Een belangrijk speerpunt in het gemeentelijk beleid is om ervoor te zorgen dat wijken fysiek en sociaal toegankelijk zijn. Bij fysieke toegankelijkheid gaat het erom dat openbare gebouwen en buitenruimten bereikbaar en bruikbaar zijn (denk aan drempels). Met sociale toegankelijkheid wordt bedoeld: de mogelijkheid om een sociale activiteit te ondernemen, bijvoorbeeld ruime openingstijden van een bibliotheek.
Veldacademie heeft met een leefveldenanalyse de toegankelijkheid onderzocht van zes Rotterdamse wijken: Het Lage Land, Prinsenland, Vreewijk, Lombardijen, Oud-Charlois en De Esch.

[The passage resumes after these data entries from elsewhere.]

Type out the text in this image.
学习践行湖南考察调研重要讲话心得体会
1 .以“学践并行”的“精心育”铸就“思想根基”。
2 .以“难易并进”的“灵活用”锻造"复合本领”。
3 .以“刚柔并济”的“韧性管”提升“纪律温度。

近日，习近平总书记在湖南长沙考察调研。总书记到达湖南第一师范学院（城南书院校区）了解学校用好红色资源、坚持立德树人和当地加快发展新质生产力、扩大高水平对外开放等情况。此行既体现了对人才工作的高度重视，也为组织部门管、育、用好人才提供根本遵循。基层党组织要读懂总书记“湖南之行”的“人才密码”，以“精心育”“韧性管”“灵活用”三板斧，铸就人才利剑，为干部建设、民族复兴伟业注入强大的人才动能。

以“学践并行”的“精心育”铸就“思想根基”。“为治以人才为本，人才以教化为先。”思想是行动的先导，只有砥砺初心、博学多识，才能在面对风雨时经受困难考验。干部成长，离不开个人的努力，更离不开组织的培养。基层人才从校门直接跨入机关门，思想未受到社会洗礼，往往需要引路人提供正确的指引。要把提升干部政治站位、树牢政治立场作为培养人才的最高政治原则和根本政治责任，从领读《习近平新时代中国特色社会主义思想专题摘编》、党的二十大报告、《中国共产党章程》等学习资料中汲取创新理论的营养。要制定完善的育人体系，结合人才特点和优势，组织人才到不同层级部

Bewoners is ook gevraagd hoe ze de toegankelijkheid van de wijk waarderen. Op grond hiervan is een sociale en fysieke toegankelijkheidsindicatie voor elk van deze wijken gemaakt, met verbeterpunten.
Uit het onderzoek blijkt onder andere het belang van een drempelvrije toegang tot de woning en een goede bereikbaarheid van voorzieningen, bijvoorbeeld door brede stoepen en een niet te grote afstand vanuit de woning. Ouderen hebben behoefte aan ontmoetingsplekken dichtbij huis waar ze deel kunnen nemen aan activiteiten.